The ARP request for the shared IP address is thus always delivered to the second switch over the peer link. Whether the second switch replies with a second ARP reply or trust that the switch receiving the original ARP request did its job is an implementation detail.
Finally, if you configured a VLAN stretched across more than two leaf switches, the behavior depends on whether your devices bridge if they can and route if they must or route if they can and bridge if they must.
VXLAN/EVPN with Proxy ARP
VXLAN/EVPN with Proxy ARP on leaf switches is the cleanest scenario. Most data center switches configured with proxy ARP behave in route if you can mode, intercept all ARP requests, and reply to them on behalf of other hosts attached to the same segment (thus proxy ARP) based on the information received in EVPN updates.
Most other stretched VLAN implementations (including traditional bridging, TRILL/SPB, some VXLAN designs) behave in route if you must mode, so you’d expect the ARP requests to be flooded to everyone, and potentially answered by multiple anycast gateways1.
An interested reader might be tempted to ask the question along the lines of “but can’t we filter the ARP request for the anycast gateway and not flood it?”, and she would be perfectly right. Unfortunately, most TCAMs cannot look that far into an ARP request2, which brings us into a totally unpredictable3 territory:
- An implementation might decide it’s preferable that the end hosts deal with duplicate ARP replies, floods ARP in hardware, and delivers them to multiple anycast gateways.
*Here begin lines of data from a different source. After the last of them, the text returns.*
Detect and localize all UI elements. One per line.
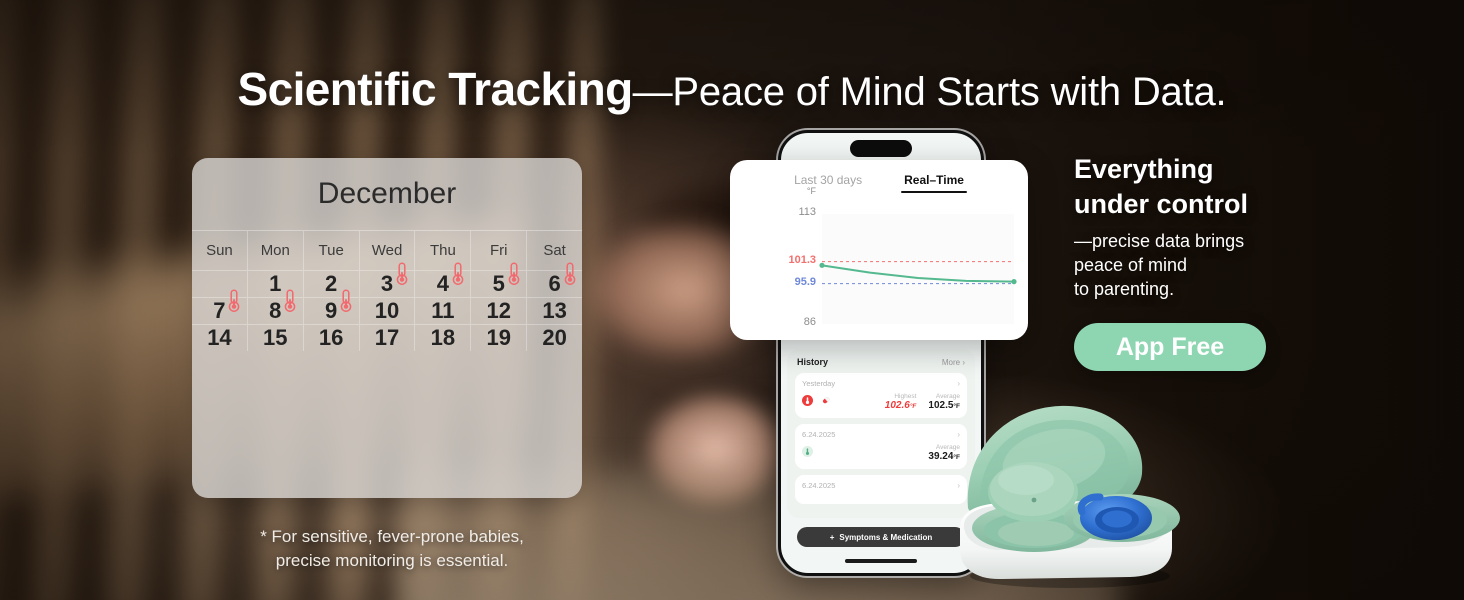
value-prop-subtext: —precise data brings peace of mind to pa… [1074,230,1364,301]
history-more-button[interactable]: More › [942,358,965,367]
temperature-unit: °F [910,403,917,410]
chart-tab-real-time[interactable]: Real–Time [904,173,964,193]
calendar-day-14[interactable]: 14 [192,325,248,351]
calendar-day-7[interactable]: 7 [192,298,248,324]
calendar-day-15[interactable]: 15 [248,325,304,351]
calendar-day-12[interactable]: 12 [471,298,527,324]
value-prop-sub-line3: to parenting. [1074,278,1364,302]
calendar-day-label: 14 [207,325,231,351]
temperature-chart-card: Last 30 daysReal–Time °F11386101.395.9 [730,160,1028,340]
calendar-day-13[interactable]: 13 [527,298,582,324]
calendar-weekday-header: SunMonTueWedThuFriSat [192,230,582,270]
history-item-body: Average39.24°F [802,444,960,462]
calendar-day-label: 12 [486,298,510,324]
app-free-button[interactable]: App Free [1074,323,1266,371]
calendar-day-label: 1 [269,271,281,297]
history-more-label: More [942,358,960,367]
thermometer-icon [563,262,577,286]
calendar-day-5[interactable]: 5 [471,271,527,297]
calendar-day-10[interactable]: 10 [360,298,416,324]
calendar-week-row: 123456 [192,270,582,297]
calendar-weekday-sun: Sun [192,231,248,270]
headline-light: —Peace of Mind Starts with Data. [633,70,1227,114]
calendar-day-label: 16 [319,325,343,351]
history-item-date: 6.24.2025 [802,481,835,490]
calendar-day-20[interactable]: 20 [527,325,582,351]
phone-notch [850,140,912,157]
thermometer-icon [507,262,521,286]
earbud-sensor-disc [988,462,1078,522]
calendar-month-label: December [192,158,582,230]
calendar-day-17[interactable]: 17 [360,325,416,351]
thermometer-case-product-image [950,400,1180,590]
footnote: * For sensitive, fever-prone babies, pre… [192,525,592,573]
calendar-day-label: 10 [375,298,399,324]
history-item-header: 6.24.2025› [802,481,960,490]
footnote-line1: * For sensitive, fever-prone babies, [192,525,592,549]
history-value-label: Average [928,393,960,400]
calendar-day-16[interactable]: 16 [304,325,360,351]
calendar-footer-spacer [192,351,582,381]
calendar-day-label: 17 [375,325,399,351]
calendar-day-18[interactable]: 18 [415,325,471,351]
history-value-highest: Highest102.6°F [885,393,917,411]
chart-ytick-86: 86 [804,316,816,328]
calendar-day-label: 19 [486,325,510,351]
calendar-day-label: 11 [431,298,454,324]
value-prop-heading-line1: Everything [1074,152,1364,187]
calendar-day-label: 6 [548,271,560,297]
calendar-week-row: 78910111213 [192,297,582,324]
home-indicator [845,559,917,563]
chart-plot-area [822,202,1014,334]
history-item[interactable]: Yesterday›Highest102.6°FAverage102.5°F [795,373,967,418]
chevron-right-icon: › [962,358,965,367]
page-title: Scientific Tracking—Peace of Mind Starts… [0,62,1464,116]
history-item-header: 6.24.2025› [802,430,960,439]
calendar-day-label: 8 [269,298,281,324]
history-list: Yesterday›Highest102.6°FAverage102.5°F6.… [795,373,967,504]
calendar-weekday-tue: Tue [304,231,360,270]
calendar-panel: December SunMonTueWedThuFriSat 123456789… [192,158,582,498]
case-illustration [950,400,1180,590]
calendar-weekday-mon: Mon [248,231,304,270]
value-prop-sub-line1: —precise data brings [1074,230,1364,254]
history-item-date: 6.24.2025 [802,430,835,439]
calendar-day-label: 9 [325,298,337,324]
thermometer-icon [283,289,297,313]
calendar-day-label: 20 [542,325,566,351]
history-title: History [797,357,828,367]
chart-tab-bar: Last 30 daysReal–Time [730,160,1028,193]
headline-strong: Scientific Tracking [238,63,633,115]
calendar-day-6[interactable]: 6 [527,271,582,297]
history-item-header: Yesterday› [802,379,960,388]
chart-plot: °F11386101.395.9 [730,202,1028,340]
history-header: History More › [795,355,967,373]
thermometer-icon [339,289,353,313]
history-item-icons [802,393,832,411]
symptoms-medication-button[interactable]: + Symptoms & Medication [797,527,965,547]
ring-sensor-blue [1080,496,1152,540]
chart-ytick-113: 113 [798,206,816,218]
calendar-day-label: 2 [325,271,337,297]
history-value-number: 102.6°F [885,400,917,411]
history-card: History More › Yesterday›Highest102.6°FA… [787,349,975,518]
thermometer-icon [227,289,241,313]
calendar-day-label: 13 [542,298,566,324]
calendar-day-label: 15 [263,325,287,351]
history-item-body: Highest102.6°FAverage102.5°F [802,393,960,411]
value-prop-sub-line2: peace of mind [1074,254,1364,278]
chevron-right-icon[interactable]: › [957,379,960,388]
calendar-day-label: 18 [431,325,455,351]
thermometer-red-icon [802,393,813,411]
calendar-day-label: 4 [437,271,449,297]
calendar-day-9[interactable]: 9 [304,298,360,324]
thermometer-icon [451,262,465,286]
calendar-day-4[interactable]: 4 [415,271,471,297]
calendar-day-8[interactable]: 8 [248,298,304,324]
value-prop-block: Everything under control —precise data b… [1074,152,1364,371]
history-item[interactable]: 6.24.2025› [795,475,967,504]
calendar-day-label: 3 [381,271,393,297]
plus-icon: + [830,533,835,542]
symptoms-medication-label: Symptoms & Medication [839,533,932,542]
calendar-week-row: 14151617181920 [192,324,582,351]
history-item-date: Yesterday [802,379,835,388]
history-item-values: Highest102.6°FAverage102.5°F [885,393,960,411]
chart-ytick-95.9: 95.9 [795,276,816,288]
calendar-day-label: 7 [213,298,225,324]
chart-tab-last-30-days[interactable]: Last 30 days [794,173,862,193]
calendar-grid: 1234567891011121314151617181920 [192,270,582,351]
history-item-icons [802,444,813,462]
calendar-day-3[interactable]: 3 [360,271,416,297]
history-value-label: Highest [885,393,917,400]
chart-ytick-101.3: 101.3 [788,254,816,266]
pill-icon [820,393,832,411]
footnote-line2: precise monitoring is essential. [192,549,592,573]
calendar-day-label: 5 [493,271,505,297]
thermometer-green-icon [802,444,813,462]
calendar-day-19[interactable]: 19 [471,325,527,351]
history-item[interactable]: 6.24.2025›Average39.24°F [795,424,967,469]
thermometer-icon [395,262,409,286]
calendar-day-11[interactable]: 11 [415,298,471,324]
value-prop-heading-line2: under control [1074,187,1364,222]
value-prop-heading: Everything under control [1074,152,1364,222]
chart-unit-label: °F [807,186,816,196]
- A smarter implementation might decide it makes sense to deliver all ARP requests to the CPU first (because a copy of the ARP request will be delivered to the CPU anyway), and then make a smart decision whether to reply to the request, proxy it, or flood it further.
As with so many things in networking, we’re in the “it depends on the implementation details” territory, and this is what I got so far:
- ARPs get delivered to the CPU on Arista EOS if you configure EVPN and SVI (source: Dmytro Shypovalov).
Please leave a comment if you’re familiar with related behavior on other platforms.
Finally, a huge THANK YOU to Dmytro – he was kind enough to help me figure out some of the details described in this blog post.
According to Dmytro Shypovalov, Arista’s Virtual ARP sends out gratuitous ARPs every 30 seconds anyway, so the impact of multiple ARP replies shouldn’t matter – once a host learns the virtual gateway MAC address, GARPs will ensure that address stays in the host ARP cache. Please note that the Virtual ARP feature is not the same thing as Anycast EVPN Gateway. Arista EOS does not send GARPs from EVPN anycast gateways. ↩︎
Not to mention the ND morass, in particular when Fernando Gont comes along and throws a few extension headers around just for fun. ↩︎
… without doing an actual lab test ↩︎